In queste opere risalta poi un altro ordine di riflessioni: quelle drammatiche che derivano dal diffondersi della malattia e le trasformazioni che il morbo provoca nella società. Le persone si fanno più diffidenti, i topi vengono fuori (anche nella Morte a Venezia di Thomas Mann, dove si tratta di colera), i parenti si vedono strappar via i congiunti malati, i mezzi non sono sufficienti, si istituiscono cordoni sanitari, le città vengono isolate, gli “sciacalli” impazzano, non si fa a tempo a seppellire i morti, che subito se ne aggiungono altri a ritmo esponenziale. Non c’è da stupirsi che si affermino il sospetto, la lacerazione, la sofferenza per l’isolamento, come purtroppo vediamo avvenire in questi giorni intorno al Coronavirus, dalla squadra giovanile di calcio che mette ai margini un ragazzo cinese ai volantini sugli esercizi commerciali gestiti da cinesi, per continuare con l’ipotesi, da parte di alcune Regioni, di tenere in quarantena, lontani dalle scuole, i ragazzi cinesi che siano rientrati dalla Cina. Insomma, psicosi, e speculazioni sulla medesima.
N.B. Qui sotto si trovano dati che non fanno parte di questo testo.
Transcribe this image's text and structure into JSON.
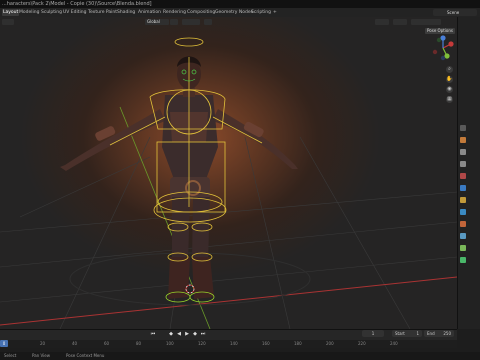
{
  "window": {
    "title": "...haracters\\Pack 2\\Model - Copie (30)\\Source\\Blenda.blend]"
  },
  "menu": {
    "tabs": [
      "Layout",
      "Modeling",
      "Sculpting",
      "UV Editing",
      "Texture Paint",
      "Shading",
      "Animation",
      "Rendering",
      "Compositing",
      "Geometry Nodes",
      "Scripting",
      "+"
    ],
    "active_tab": "Layout",
    "scene_label": "Scene"
  },
  "viewport": {
    "mode": "Global",
    "overlay_label": "Pose Options",
    "gizmo_axes": [
      "X",
      "Y",
      "Z"
    ]
  },
  "timeline": {
    "current_frame": "1",
    "start_label": "Start",
    "start_value": "1",
    "end_label": "End",
    "end_value": "250"
  },
  "ruler": {
    "current": "0",
    "ticks": [
      "20",
      "40",
      "60",
      "80",
      "100",
      "120",
      "140",
      "160",
      "180",
      "200",
      "220",
      "240"
    ]
  },
  "status": {
    "left_a": "Select",
    "left_b": "Pan View",
    "left_c": "Pose Context Menu"
  },
  "colors": {
    "accent": "#4772b3",
    "bone": "#e3c23a",
    "axis_x": "#c43a3a",
    "axis_y": "#7fbf3a",
    "axis_z": "#4a7fd8"
  }
}
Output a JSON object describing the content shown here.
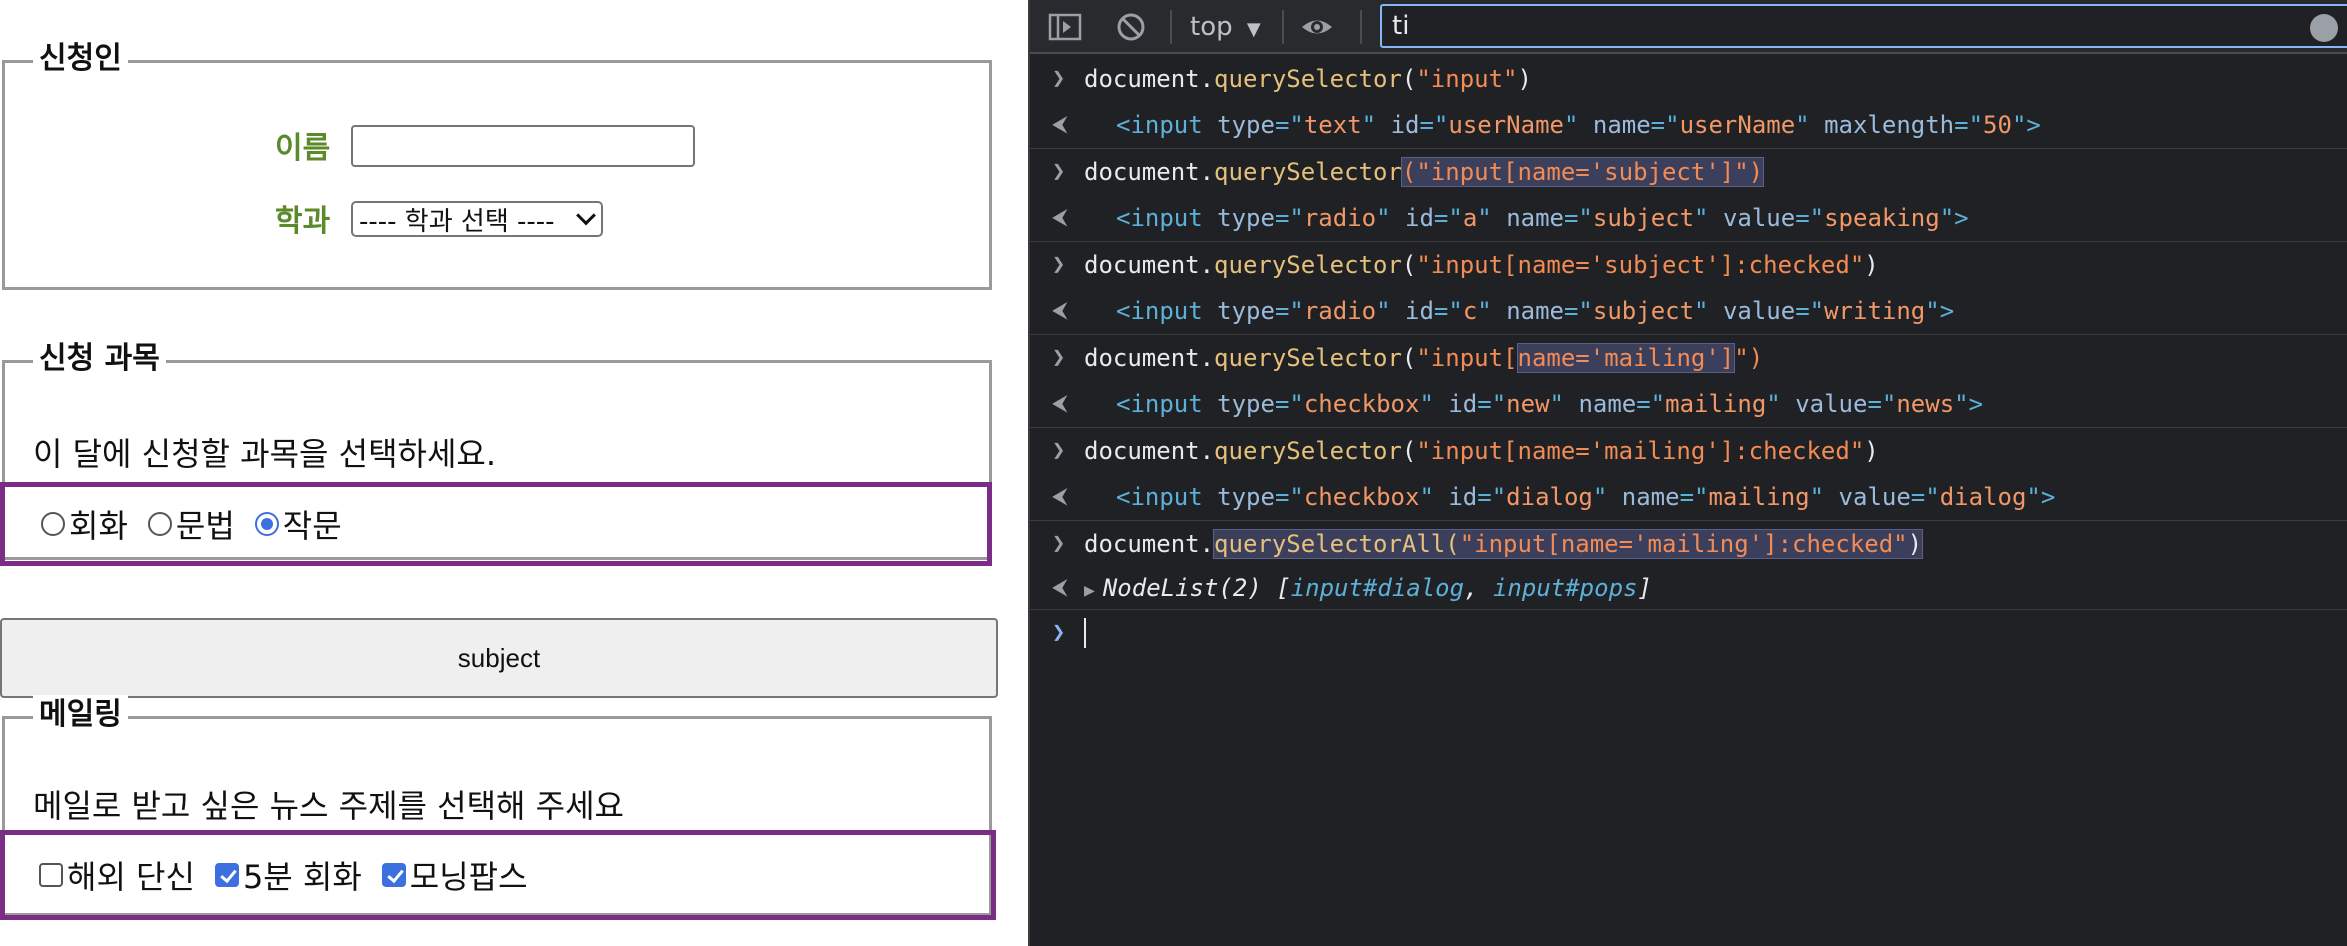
{
  "form": {
    "applicant": {
      "legend": "신청인",
      "name_label": "이름",
      "name_value": "",
      "dept_label": "학과",
      "dept_selected": "---- 학과 선택 ----"
    },
    "subjects": {
      "legend": "신청 과목",
      "intro": "이 달에 신청할 과목을 선택하세요.",
      "options": [
        {
          "label": "회화",
          "checked": false
        },
        {
          "label": "문법",
          "checked": false
        },
        {
          "label": "작문",
          "checked": true
        }
      ]
    },
    "subject_button": "subject",
    "mailing": {
      "legend": "메일링",
      "intro": "메일로 받고 싶은 뉴스 주제를 선택해 주세요",
      "options": [
        {
          "label": "해외 단신",
          "checked": false
        },
        {
          "label": "5분 회화",
          "checked": true
        },
        {
          "label": "모닝팝스",
          "checked": true
        }
      ]
    },
    "highlight_color": "#7b2d85"
  },
  "devtools": {
    "context": "top",
    "filter_value": "ti",
    "icons": [
      "sidebar-toggle-icon",
      "clear-console-icon",
      "dropdown-arrow-icon",
      "eye-icon",
      "clear-filter-icon"
    ],
    "entries": [
      {
        "input_parts": [
          "document.",
          "querySelector",
          "(",
          "\"input\"",
          ")"
        ],
        "output_parts": [
          "<input ",
          "type",
          "=\"",
          "text",
          "\" ",
          "id",
          "=\"",
          "userName",
          "\" ",
          "name",
          "=\"",
          "userName",
          "\" ",
          "maxlength",
          "=\"",
          "50",
          "\">"
        ]
      },
      {
        "input_parts": [
          "document.",
          "querySelector",
          "(\"input[name='subject']\")"
        ],
        "output_parts": [
          "<input ",
          "type",
          "=\"",
          "radio",
          "\" ",
          "id",
          "=\"",
          "a",
          "\" ",
          "name",
          "=\"",
          "subject",
          "\" ",
          "value",
          "=\"",
          "speaking",
          "\">"
        ]
      },
      {
        "input_parts": [
          "document.",
          "querySelector",
          "(",
          "\"input[name='subject']:checked\"",
          ")"
        ],
        "output_parts": [
          "<input ",
          "type",
          "=\"",
          "radio",
          "\" ",
          "id",
          "=\"",
          "c",
          "\" ",
          "name",
          "=\"",
          "subject",
          "\" ",
          "value",
          "=\"",
          "writing",
          "\">"
        ]
      },
      {
        "input_parts": [
          "document.",
          "querySelector",
          "(",
          "\"input[",
          "name='mailing']",
          "\")"
        ],
        "output_parts": [
          "<input ",
          "type",
          "=\"",
          "checkbox",
          "\" ",
          "id",
          "=\"",
          "new",
          "\" ",
          "name",
          "=\"",
          "mailing",
          "\" ",
          "value",
          "=\"",
          "news",
          "\">"
        ]
      },
      {
        "input_parts": [
          "document.",
          "querySelector",
          "(",
          "\"input[name='mailing']:checked\"",
          ")"
        ],
        "output_parts": [
          "<input ",
          "type",
          "=\"",
          "checkbox",
          "\" ",
          "id",
          "=\"",
          "dialog",
          "\" ",
          "name",
          "=\"",
          "mailing",
          "\" ",
          "value",
          "=\"",
          "dialog",
          "\">"
        ]
      },
      {
        "input_parts": [
          "document.",
          "querySelectorAll(",
          "\"input[name='mailing']:checked\"",
          ")"
        ],
        "output_parts": [
          "NodeList(2) [",
          "input#dialog",
          ", ",
          "input#pops",
          "]"
        ]
      }
    ]
  }
}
Il secondo ordine di riflessioni riguarda però chi, invece di creare allarmismo e di mettere al bando persone innocenti, decide di mettersi al servizio della collettività e quindi del proprio prossimo. Nel capolavoro di Camus il precipitare del dramma spinge a cooperare persone diverse, di diverso pensiero e diversa professionalità: il dottor Rieux, spirito scientifico, il gesuita Paneloux. Ne nasce una solidarietà spontanea dettata dal carattere estremo della situazione, ma anche un confronto, come nei migliori “romanzi d’idee”. E naturalmente ci sono le ragioni della fede (Paneloux si rifà a una delle piaghe d’Egitto narrate nell’Esodo) e quelle della scienza. Quel che più conta è la cooperazione, che infonde speranza. 

Camus fu a lungo non credente, ma il suo pensiero di “umanista laico” avrebbe potuto portarlo in direzioni impreviste: un libro del 2002 si intitola Camus et Bonhoeffer. Rencontre de deux humanismes (Labor et Fides); e un pastore metodista che era in servizio a Parigi negli anni ‘50 del 900, lo ebbe come frequentatore della Chiesa americana e giunse a parlare di una possibile sua confermazione, se lo scrittore non fosse morto a 46 anni in un incidente d’auto – dobbiamo al pastore Giorgio Bouchard la recensione delle memorie del pastore H. Mumma in un numero del 2001 di Riforma. In ogni caso Camus seppe dirci che la necessità di fare il bene supera i confini ideologici e ci riconsidera, tutti e tutte, come esseri bisognosi di salvezza. Non abbiamo bisogno, invece, di proclami ed esclusione. Quanto a Happy hour il male, la malattia che spinge ai suicidi è forse proprio questa indifferenza, l’incapacità della società di essere tale. Qualunque malattia prospera, ed è più difficile curarla, dove le persone sono sole con se stesse.